Happy Chanukah to all those who celebrate and for those who do not, you too can find meaning in the candles burning bright. I heard Rabbi Barak Bar-Chaim speak on the first night of Chanukah, and what he said, out of all the speeches at that outdoor Chanukah event, was the most meaningful to me.
He said that as we light the candles, we begin anew. It does not matter about the past mistakes or fumbles in our life. We are renewed. We look at that flame, we forgive ourselves, and we start over. With each night, we get closer to our whole self — who and what we want to be, and we are refreshed.
Just as the Maccabees won the battle for freedom and then cleaned out the Holy Temple of all that defamed it, we too can do that to our lives, our spirit, our soul, and our motivations. With Chanukah, they found a small vessel of oil only to last one day, yet it lasted eight. And with that, we know that with each day forward the growth we personally make is greater.
I remember when I wanted to get a grandchild to stop the habit of sucking their thumb, so we could start braces that would work. I said it takes 21 times repeating something to break a bad habit. With each day of ups and downs, the conviction to move forward became greater. Of course, It included a trip to grandma’s house in Florida.
With the Chanukah lights, we investigate the flame and we see renewal. Just like on the television show “Survivor,” the most essential element is fire for survival. Yet, the wildfires uncontained bring devastation. Last night on the “Conners,” Dan burned Roseanne’s furniture because he could not bear to give it away for less than the value. Yet, the family was comforted by the fire emanating from the dumpster. After a devastating fire, we see organizations put up a fundraiser. We then see family, friends, and strangers come together to help.
In flames, we seek comfort. We begin again by watching a contained flame, and or we begin again after God forbid, a devastating one.
So light up the lights; and if you did not start on Chanukah day one, you have a few more. The last candle lighting is Sunday, Dec. 5, 2021, the eighth night of Chanukah.

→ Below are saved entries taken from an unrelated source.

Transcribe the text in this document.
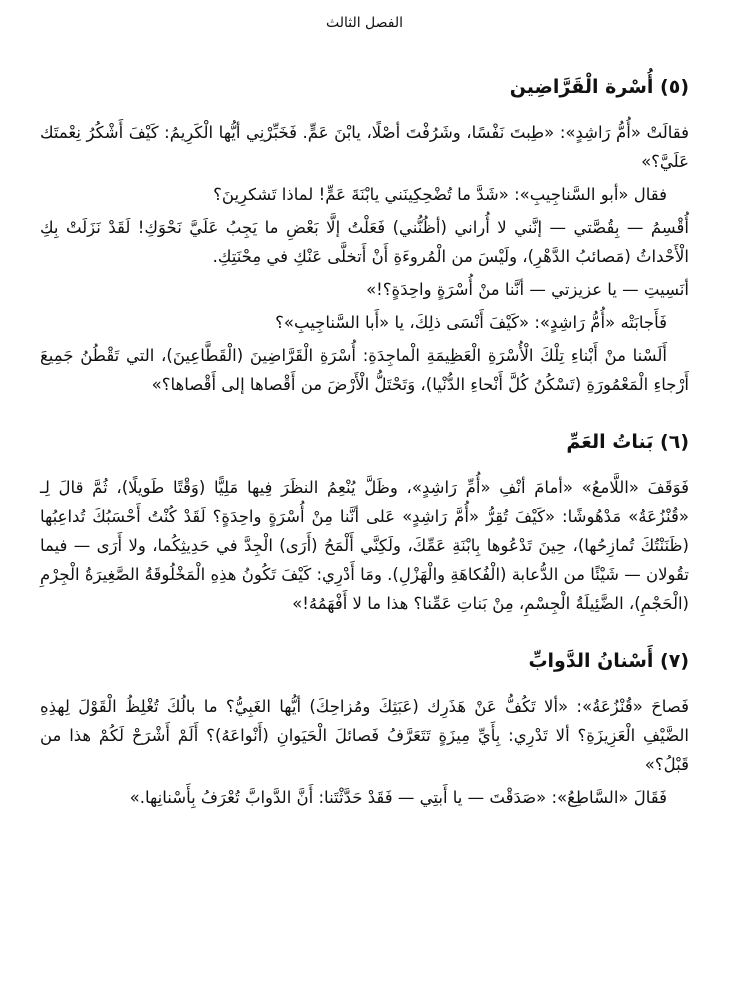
الفصل الثالث
(٥) أُسْرة الْقَرَّاضِين

فقالَتْ «أُمُّ رَاشِدٍ»: «طِبتَ نَفْسًا، وشَرُفْتَ أصْلًا، يابْنَ عَمٍّ. فَخَبِّرْنِي أيُّها الْكَرِيمُ: كَيْفَ أَشْكُرُ نِعْمتَك عَلَيَّ؟»

فقال «أبو السَّناجِيبِ»: «شَدَّ ما تُضْحِكِينَني يابْنَةَ عَمٍّ! لماذا تَشكرِينَ؟

أُقْسِمُ — بِقُصَّتي — إنَّني لا أُراني (أظُنُّني) فَعَلْتُ إلَّا بَعْضِ ما يَجِبُ عَلَيَّ نَحْوَكِ! لَقَدْ نَزَلَتْ بِكِ الْأَحْداثُ (مَصائبُ الدَّهْرِ)، ولَيْسَ من الْمُروءَةِ أَنْ أَتخلَّى عَنْكِ في مِحْنَتِكِ.

أنَسِيتِ — يا عزيزتي — أنَّنا منْ أُسْرَةٍ واحِدَةٍ؟!»

فَأَجابَتْه «أُمُّ رَاشِدٍ»: «كَيْفَ أَنْسَى ذلِكَ، يا «أَبا السَّناجِيبِ»؟

أَلَسْنا منْ أَبْناءِ تِلْكَ الْأُسْرَةِ الْعَظِيمَةِ الْماجِدَةِ: أُسْرَةِ الْقَرَّاضِينَ (الْقَطَّاعِينَ)، التي تَقْطُنُ جَمِيعَ أَرْجاءِ الْمَعْمُورَةِ (تَسْكُنُ كُلَّ أَنْحاءِ الدُّنْيا)، وَتَحْتَلُّ الْأَرْضَ من أَقْصاها إلى أَقْصاها؟»

(٦) بَناتُ العَمِّ

فَوَقَفَ «اللَّامعُ» «أمامَ أنْفِ «أُمِّ رَاشِدٍ»، وظَلَّ يُنْعِمُ النظَرَ فِيها مَلِيًّا (وَقْتًا طَويلًا)، ثُمَّ قالَ لِـ «قُنْزُعَةُ» مَدْهُوشًا: «كَيْفَ تُقِرُّ «أُمَّ رَاشِدٍ» عَلى أنَّنا مِنْ أُسْرَةٍ واحِدَةٍ؟ لَقَدْ كُنْتُ أَحْسَبُكَ تُداعِبُها (ظَنَنْتُكَ تُمازِحُها)، حِينَ تَدْعُوها بِابْنَةِ عَمِّكَ، ولَكِنَّي أَلْمَحُ (أَرَى) الْجِدَّ في حَدِيثِكُما، ولا أَرَى — فيما تقُولان — شَيْئًا من الدُّعابة (الْفُكاهَةِ والْهَزْلِ). ومَا أَدْرِي: كَيْفَ تَكُونُ هذِهِ الْمَخْلُوقَةُ الصَّغِيرَةُ الْجِرْمِ (الْحَجْمِ)، الضَّئِيلَةُ الْجِسْمِ، مِنْ بَناتِ عَمِّنا؟ هذا ما لا أَفْهَمُهُ!»

(٧) أَسْنانُ الدَّوابِّ

فَصاحَ «قُنْزُعَةُ»: «ألا تَكُفُّ عَنْ هَذَرِك (عَبَثِكَ ومُزاحِكَ) أيُّها الغَبِيُّ؟ ما بالُكَ تُغْلِظُ الْقَوْلَ لِهذِهِ الضَّيْفِ الْعَزِيزَةِ؟ ألا تَدْرِي: بِأَيِّ مِيزَةٍ تَتَعَرَّفُ فَصائلَ الْحَيَوانِ (أَنْواعَهُ)؟ أَلَمْ أَشْرَحْ لَكُمْ هذا من قَبْلُ؟»

فَقَالَ «السَّاطِعُ»: «صَدَقْتَ — يا أَبتِي — فَقَدْ حَدَّثْتَنا: أَنَّ الدَّوابَّ تُعْرَفُ بِأَسْنانِها.»
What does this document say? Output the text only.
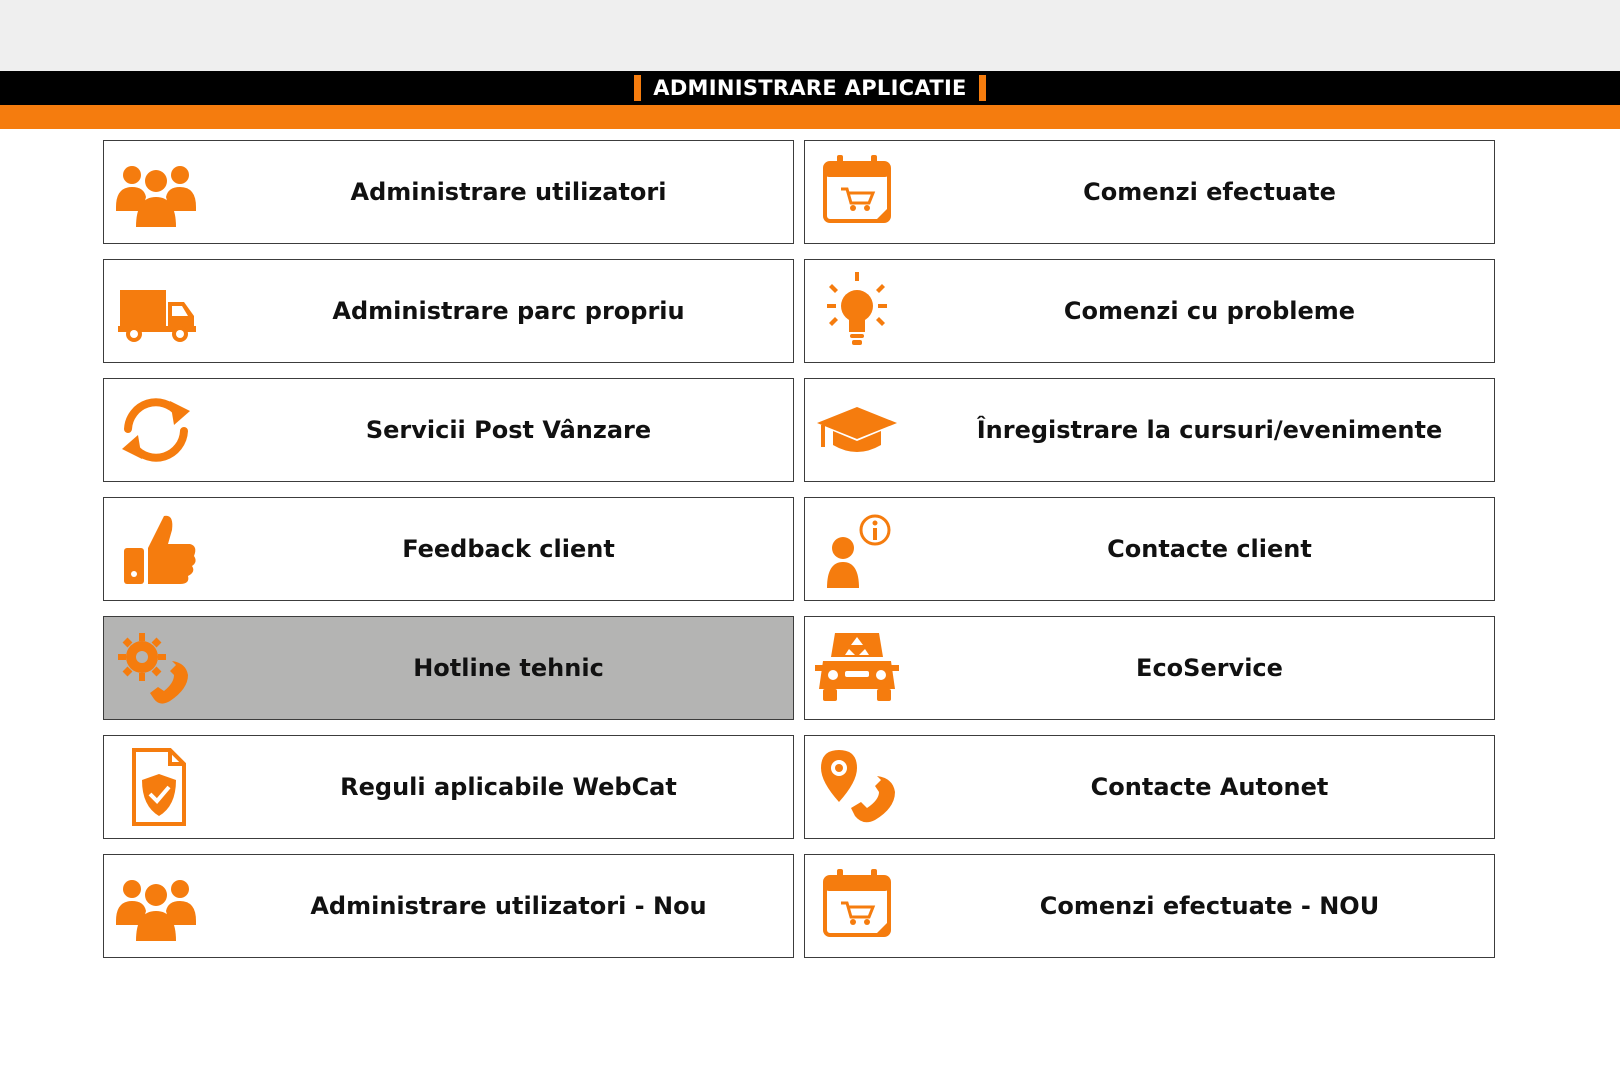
ADMINISTRARE APLICATIE
Administrare utilizatori	Comenzi efectuate
Administrare parc propriu	Comenzi cu probleme
Servicii Post Vânzare	Înregistrare la cursuri/evenimente
Feedback client	Contacte client
Hotline tehnic	EcoService
Reguli aplicabile WebCat	Contacte Autonet
Administrare utilizatori - Nou	Comenzi efectuate - NOU
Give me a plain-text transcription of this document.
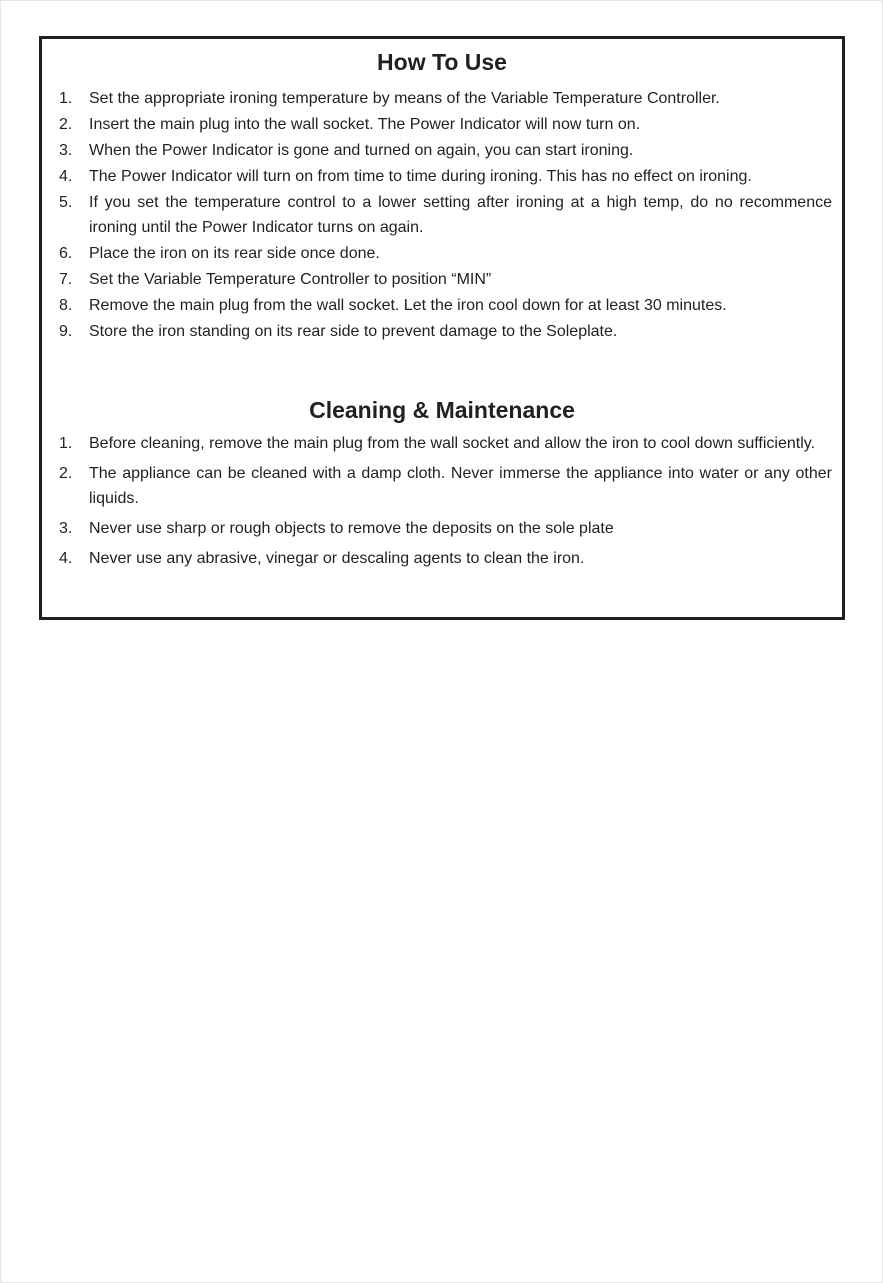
How To Use
1. Set the appropriate ironing temperature by means of the Variable Temperature Controller.
2. Insert the main plug into the wall socket. The Power Indicator will now turn on.
3. When the Power Indicator is gone and turned on again, you can start ironing.
4. The Power Indicator will turn on from time to time during ironing. This has no effect on ironing.
5. If you set the temperature control to a lower setting after ironing at a high temp, do no recommence ironing until the Power Indicator turns on again.
6. Place the iron on its rear side once done.
7. Set the Variable Temperature Controller to position “MIN”
8. Remove the main plug from the wall socket. Let the iron cool down for at least 30 minutes.
9. Store the iron standing on its rear side to prevent damage to the Soleplate.
Cleaning & Maintenance
1. Before cleaning, remove the main plug from the wall socket and allow the iron to cool down sufficiently.
2. The appliance can be cleaned with a damp cloth. Never immerse the appliance into water or any other liquids.
3. Never use sharp or rough objects to remove the deposits on the sole plate
4. Never use any abrasive, vinegar or descaling agents to clean the iron.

For myself, I have 4 nights and 5 days for my motivational switch to be in full gear and I am getting there. I am taking baby steps of growth each night to begin again and add a little forgiveness. If you have lived, then you have regret. Get over it as best as you can and move forward. Wake yourself up with the Chanukah lights, sing a little, find a tune that makes you happy, and dance while straightening your living space. And you too can find renewal.